Bill, there is a lubricant that is used on window coverings that works great and leaves no streaks or marks.


----------



## BC_Painter (Feb 14, 2010)

Schmidt & Co. said:


> I use it to lube up the ratchet straps on the van. Don't want WD-40 black streaks driping on the sides.........


I'll keep that in mind.

Right now I'm a firm believer in bungies :thumbup:


----------



## Schmidt & Co. (Nov 6, 2008)

BC_Painter said:


> I'll keep that in mind.
> 
> Right now I'm a firm believer in bungies :thumbup:


Bungies are good for 1-3 ladders on top. My usual set of ladders on the roof in the summer is #1 32', #1 28', #2 24s, #2 20s, #2 16s and the 20' plank. Three heavy duty ratchet straps to hold them all in place.....


----------



## Workaholic (Apr 17, 2007)

I replace a ladder when they become damaged. My 40' needs to be replaced but I won't do it untill it is necessary. My 24' got replaced a few years ago due to having picked up a creak in it that sounded like a aluminum stress crack. My 16' is due to be replaced shortly because it has seen a lot of use. My 10' step probably needs to be replaced because when I had people that worked for me this one guy used to walk the ladder rather than moving it in the traditional way but that ladder does not see near as much use as other ladders do.


----------



## BC_Painter (Feb 14, 2010)

Schmidt & Co. said:


> Bungies are good for 1-3 ladders on top. My usual set of ladders on the roof in the summer is #1 32', #1 28', #2 24s, #2 20s, #2 16s and the 20' plank. Three heavy duty ratchet straps to hold them all in place.....

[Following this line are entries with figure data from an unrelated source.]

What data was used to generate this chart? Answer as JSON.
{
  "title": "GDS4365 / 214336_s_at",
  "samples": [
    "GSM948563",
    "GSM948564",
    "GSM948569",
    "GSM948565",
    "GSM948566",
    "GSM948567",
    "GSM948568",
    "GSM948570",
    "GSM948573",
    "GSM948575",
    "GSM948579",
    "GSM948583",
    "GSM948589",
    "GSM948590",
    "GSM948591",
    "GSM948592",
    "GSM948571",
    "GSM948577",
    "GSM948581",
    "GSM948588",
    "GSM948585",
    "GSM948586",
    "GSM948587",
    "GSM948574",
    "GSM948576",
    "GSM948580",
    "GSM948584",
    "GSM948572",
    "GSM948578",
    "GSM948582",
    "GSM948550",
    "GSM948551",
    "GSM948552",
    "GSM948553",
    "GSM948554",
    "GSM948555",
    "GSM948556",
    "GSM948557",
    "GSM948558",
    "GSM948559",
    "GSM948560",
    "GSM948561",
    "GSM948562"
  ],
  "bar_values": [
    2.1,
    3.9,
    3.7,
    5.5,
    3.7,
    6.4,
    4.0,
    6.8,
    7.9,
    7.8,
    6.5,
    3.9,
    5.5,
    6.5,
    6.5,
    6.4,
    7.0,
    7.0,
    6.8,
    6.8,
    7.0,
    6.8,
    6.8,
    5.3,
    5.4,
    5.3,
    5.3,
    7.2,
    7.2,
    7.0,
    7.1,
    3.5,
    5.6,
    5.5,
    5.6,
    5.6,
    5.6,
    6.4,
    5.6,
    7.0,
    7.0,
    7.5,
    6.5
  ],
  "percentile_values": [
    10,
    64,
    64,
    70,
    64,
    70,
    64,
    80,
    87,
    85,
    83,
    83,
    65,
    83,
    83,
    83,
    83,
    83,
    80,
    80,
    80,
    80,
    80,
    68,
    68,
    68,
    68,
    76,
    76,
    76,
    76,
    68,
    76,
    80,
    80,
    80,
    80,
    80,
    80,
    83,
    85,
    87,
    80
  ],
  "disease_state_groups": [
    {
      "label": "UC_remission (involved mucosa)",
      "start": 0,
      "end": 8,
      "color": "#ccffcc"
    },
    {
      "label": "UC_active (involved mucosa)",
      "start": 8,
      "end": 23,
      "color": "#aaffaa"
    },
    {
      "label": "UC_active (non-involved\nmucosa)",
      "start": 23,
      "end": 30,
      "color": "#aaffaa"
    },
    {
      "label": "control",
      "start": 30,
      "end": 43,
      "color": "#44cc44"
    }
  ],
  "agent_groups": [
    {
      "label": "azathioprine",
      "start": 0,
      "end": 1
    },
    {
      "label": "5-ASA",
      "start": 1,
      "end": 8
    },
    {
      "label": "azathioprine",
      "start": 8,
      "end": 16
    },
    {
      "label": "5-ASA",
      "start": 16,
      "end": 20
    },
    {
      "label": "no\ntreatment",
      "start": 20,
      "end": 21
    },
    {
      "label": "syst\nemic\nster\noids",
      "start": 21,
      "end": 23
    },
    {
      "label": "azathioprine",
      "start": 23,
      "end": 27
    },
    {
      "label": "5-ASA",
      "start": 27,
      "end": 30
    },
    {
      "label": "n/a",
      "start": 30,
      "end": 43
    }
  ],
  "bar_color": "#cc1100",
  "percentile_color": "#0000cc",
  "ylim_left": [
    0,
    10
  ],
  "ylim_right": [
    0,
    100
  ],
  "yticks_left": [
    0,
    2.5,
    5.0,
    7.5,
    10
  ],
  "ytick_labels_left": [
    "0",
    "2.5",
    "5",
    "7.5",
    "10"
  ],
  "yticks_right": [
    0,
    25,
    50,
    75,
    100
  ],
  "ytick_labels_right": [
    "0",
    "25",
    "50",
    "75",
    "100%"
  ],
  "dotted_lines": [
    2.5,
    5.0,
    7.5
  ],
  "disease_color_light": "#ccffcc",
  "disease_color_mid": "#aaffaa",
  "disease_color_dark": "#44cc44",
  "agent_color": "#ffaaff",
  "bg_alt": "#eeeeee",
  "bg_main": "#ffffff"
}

I guess we'll see, i MAY need to bust out the tiedowns soon.


----------



## Workaholic (Apr 17, 2007)

Schmidt & Co. said:


> Bungies are good for 1-3 ladders on top. My usual set of ladders on the roof in the summer is #1 32', #1 28', #2 24s, #2 20s, #2 16s and the 20' plank. Three heavy duty ratchet straps to hold them all in place.....

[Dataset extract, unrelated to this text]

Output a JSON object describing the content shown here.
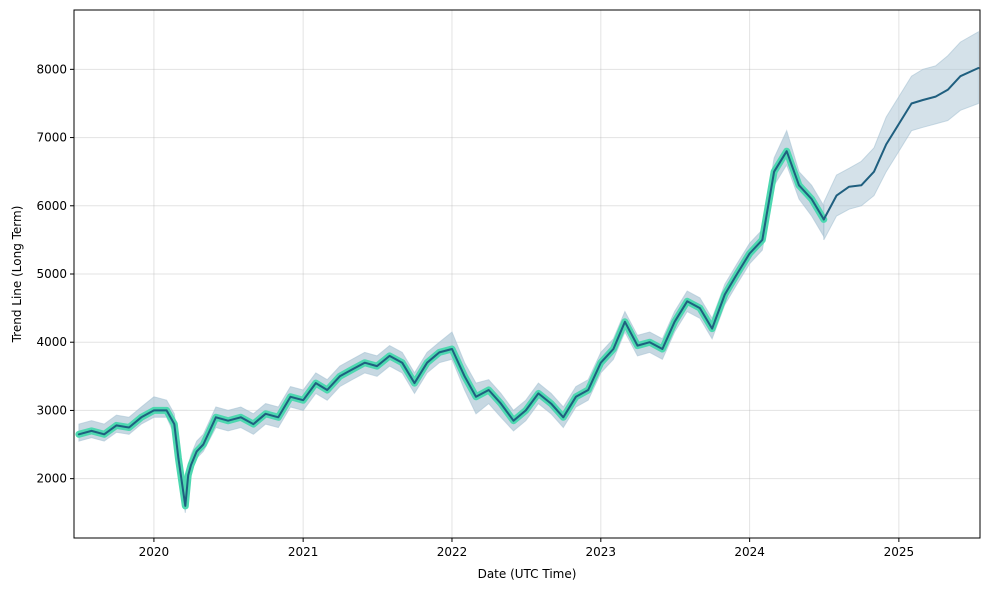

I gave up on bungies years ago and switched to the wire that they run through houses. Just wrap it and twist it. Of course the first ladder is locked down onto the roof racks.


----------



## NEPS.US (Feb 6, 2008)

Motorcycle strap downs. :thumbsup:


----------



## johnpaint (Sep 20, 2008)

NEPS.US said:


> Motorcycle strap downs. :thumbsup:


Hey these work good I have one I use on the back of my safety wall in my van. It holds all my roller poles up tight.


----------



## Wolfgang (Nov 16, 2008)

Stopped using bungie cords when I came out of the courthouse one day after getting a permit and unbeknownst to me someone had decided to unhook them. Two blocks and one red light equalled the ladders sliding off the front and through the rear window of a mini-van. No one got hurt and $265.00 later the window was replaced. Now it's either Romex twisted a couple times or tie-downs that are knotted after tightening.


----------



## bikerboy (Sep 16, 2007)

Workaholic said:


> I gave up on bungies years ago and switched to the wire that they run through houses. Just wrap it and twist it. Of course the first ladder is locked down onto the roof racks.

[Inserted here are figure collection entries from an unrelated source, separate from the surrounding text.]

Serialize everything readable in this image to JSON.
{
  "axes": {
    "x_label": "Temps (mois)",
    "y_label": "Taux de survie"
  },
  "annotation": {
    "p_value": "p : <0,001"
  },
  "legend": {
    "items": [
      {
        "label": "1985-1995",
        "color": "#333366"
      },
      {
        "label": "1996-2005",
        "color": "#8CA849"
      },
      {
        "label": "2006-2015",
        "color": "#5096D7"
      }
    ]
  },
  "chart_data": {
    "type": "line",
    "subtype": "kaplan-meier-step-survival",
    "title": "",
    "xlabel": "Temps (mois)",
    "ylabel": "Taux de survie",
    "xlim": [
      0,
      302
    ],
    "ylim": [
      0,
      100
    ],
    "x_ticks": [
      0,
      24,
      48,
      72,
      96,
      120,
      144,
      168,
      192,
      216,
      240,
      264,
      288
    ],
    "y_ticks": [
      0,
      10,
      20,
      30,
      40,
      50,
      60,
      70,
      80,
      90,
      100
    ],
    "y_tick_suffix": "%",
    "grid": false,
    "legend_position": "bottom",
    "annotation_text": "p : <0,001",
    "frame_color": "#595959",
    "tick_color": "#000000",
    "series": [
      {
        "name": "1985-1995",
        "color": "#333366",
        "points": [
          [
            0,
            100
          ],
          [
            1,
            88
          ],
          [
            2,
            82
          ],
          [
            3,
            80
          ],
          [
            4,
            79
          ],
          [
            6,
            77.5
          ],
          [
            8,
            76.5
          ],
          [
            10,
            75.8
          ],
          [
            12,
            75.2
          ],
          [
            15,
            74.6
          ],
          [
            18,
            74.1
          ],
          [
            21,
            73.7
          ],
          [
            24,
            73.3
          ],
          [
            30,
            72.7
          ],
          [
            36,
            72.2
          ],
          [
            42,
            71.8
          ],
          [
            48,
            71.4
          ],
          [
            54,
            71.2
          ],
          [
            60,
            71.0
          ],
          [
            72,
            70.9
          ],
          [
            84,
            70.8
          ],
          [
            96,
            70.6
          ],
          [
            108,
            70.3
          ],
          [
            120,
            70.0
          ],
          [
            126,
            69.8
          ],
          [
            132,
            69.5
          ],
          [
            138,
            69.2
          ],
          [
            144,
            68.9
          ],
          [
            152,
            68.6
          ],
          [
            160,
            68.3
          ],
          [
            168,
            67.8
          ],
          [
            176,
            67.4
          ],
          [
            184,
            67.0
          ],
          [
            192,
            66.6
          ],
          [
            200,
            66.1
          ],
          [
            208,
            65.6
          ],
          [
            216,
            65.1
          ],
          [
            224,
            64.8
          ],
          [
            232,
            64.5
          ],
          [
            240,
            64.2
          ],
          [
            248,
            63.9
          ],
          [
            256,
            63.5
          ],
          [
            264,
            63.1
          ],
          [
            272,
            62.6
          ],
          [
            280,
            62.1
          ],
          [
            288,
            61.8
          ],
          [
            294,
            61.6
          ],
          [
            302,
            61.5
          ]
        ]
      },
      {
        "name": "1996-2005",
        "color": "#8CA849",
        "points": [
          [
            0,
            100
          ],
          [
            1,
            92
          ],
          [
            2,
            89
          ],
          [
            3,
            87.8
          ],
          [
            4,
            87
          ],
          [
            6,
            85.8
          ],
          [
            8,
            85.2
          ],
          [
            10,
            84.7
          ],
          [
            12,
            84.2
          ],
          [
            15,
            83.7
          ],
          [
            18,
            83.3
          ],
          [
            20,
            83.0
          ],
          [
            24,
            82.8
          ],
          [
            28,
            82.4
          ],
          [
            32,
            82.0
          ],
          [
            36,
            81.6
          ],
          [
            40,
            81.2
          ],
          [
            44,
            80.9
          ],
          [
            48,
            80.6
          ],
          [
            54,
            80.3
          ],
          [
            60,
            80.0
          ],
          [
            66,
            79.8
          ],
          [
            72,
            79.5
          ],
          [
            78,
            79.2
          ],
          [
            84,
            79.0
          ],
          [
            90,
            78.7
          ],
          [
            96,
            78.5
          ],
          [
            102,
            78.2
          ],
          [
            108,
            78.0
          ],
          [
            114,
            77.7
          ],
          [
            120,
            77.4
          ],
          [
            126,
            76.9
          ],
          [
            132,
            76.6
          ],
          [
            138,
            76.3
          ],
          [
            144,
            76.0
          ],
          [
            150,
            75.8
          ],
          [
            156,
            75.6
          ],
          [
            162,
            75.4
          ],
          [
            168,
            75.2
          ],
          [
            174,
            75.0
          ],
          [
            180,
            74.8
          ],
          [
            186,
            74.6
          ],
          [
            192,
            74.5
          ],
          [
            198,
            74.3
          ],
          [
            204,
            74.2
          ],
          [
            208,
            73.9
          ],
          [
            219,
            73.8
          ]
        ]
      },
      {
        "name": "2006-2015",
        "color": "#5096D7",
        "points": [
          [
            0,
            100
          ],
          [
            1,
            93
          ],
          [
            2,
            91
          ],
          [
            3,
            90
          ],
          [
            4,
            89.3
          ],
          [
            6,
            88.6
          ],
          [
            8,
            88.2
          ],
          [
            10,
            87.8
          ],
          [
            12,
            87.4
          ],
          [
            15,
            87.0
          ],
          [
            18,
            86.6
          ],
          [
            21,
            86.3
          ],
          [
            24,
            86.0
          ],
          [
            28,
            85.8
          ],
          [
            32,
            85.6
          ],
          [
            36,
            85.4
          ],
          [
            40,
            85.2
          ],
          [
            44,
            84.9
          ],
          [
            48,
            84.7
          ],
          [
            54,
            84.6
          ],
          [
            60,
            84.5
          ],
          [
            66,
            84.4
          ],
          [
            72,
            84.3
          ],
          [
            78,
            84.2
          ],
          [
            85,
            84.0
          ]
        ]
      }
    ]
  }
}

Nice to know I'm not the only one who uses romex wire. :thumbsup:

Use tiedowns when I have a big load.


----------



## VanDamme (Feb 13, 2010)

For extensions I have two ratcheting tiedowns attached to the ladder rack. For the 4 or 6' ladder I use these


----------



## daArch (Mar 15, 2008)

Wolfgang said:


> Bill, there is a lubricant that is used on window coverings that works great and leaves no streaks or marks.



Do you have a name for that, Wolf?


As far as holding down, sash cord for me. A bowline in one end and then the loose end goes through the bowline and I pull it down REAL tight and secure with a type of slip knot at the bowline. Tough to describe (try to give directions for tyeing a knot with no illustrations :whistling2: ) I discovered the knot on my own and have not seen it described or used anywhere else. But don't worry, I am sure millions of other people have used it through the ages. 

I like sash cord because it stretches and can get the load secured very tightly.


----------



## Marion (Mar 30, 2009)

Arch,

There is a dry, invisible lub that I use often and can recommend to suit your specific needs. Can't think of the name right off. When I get home tonight, I'll fill you in.


----------



## Marion (Mar 30, 2009)

JIG-A-LOO

http://www.jigaloo.com/us/e_home.php


----------



## daArch (Mar 15, 2008)

Thanks Marion,

the name alone warrants a purchase and test run.

And if it don't work on the Lil Giant, I am sure I will get my money's worth either at family gatherings or on a Saturday nite at last call at the local watering hole. 

:thumbup:


----------



## Workaholic (Apr 17, 2007)

Marion said:


> JIG-A-LOO
> 
> http://www.jigaloo.com/us/e_home.php


You ever try the JIG-A-PATCH?


----------



## mblosik (Jan 3, 2009)

candles---or wax...runthem along the edges where the parts of ladders meet....works great!


----------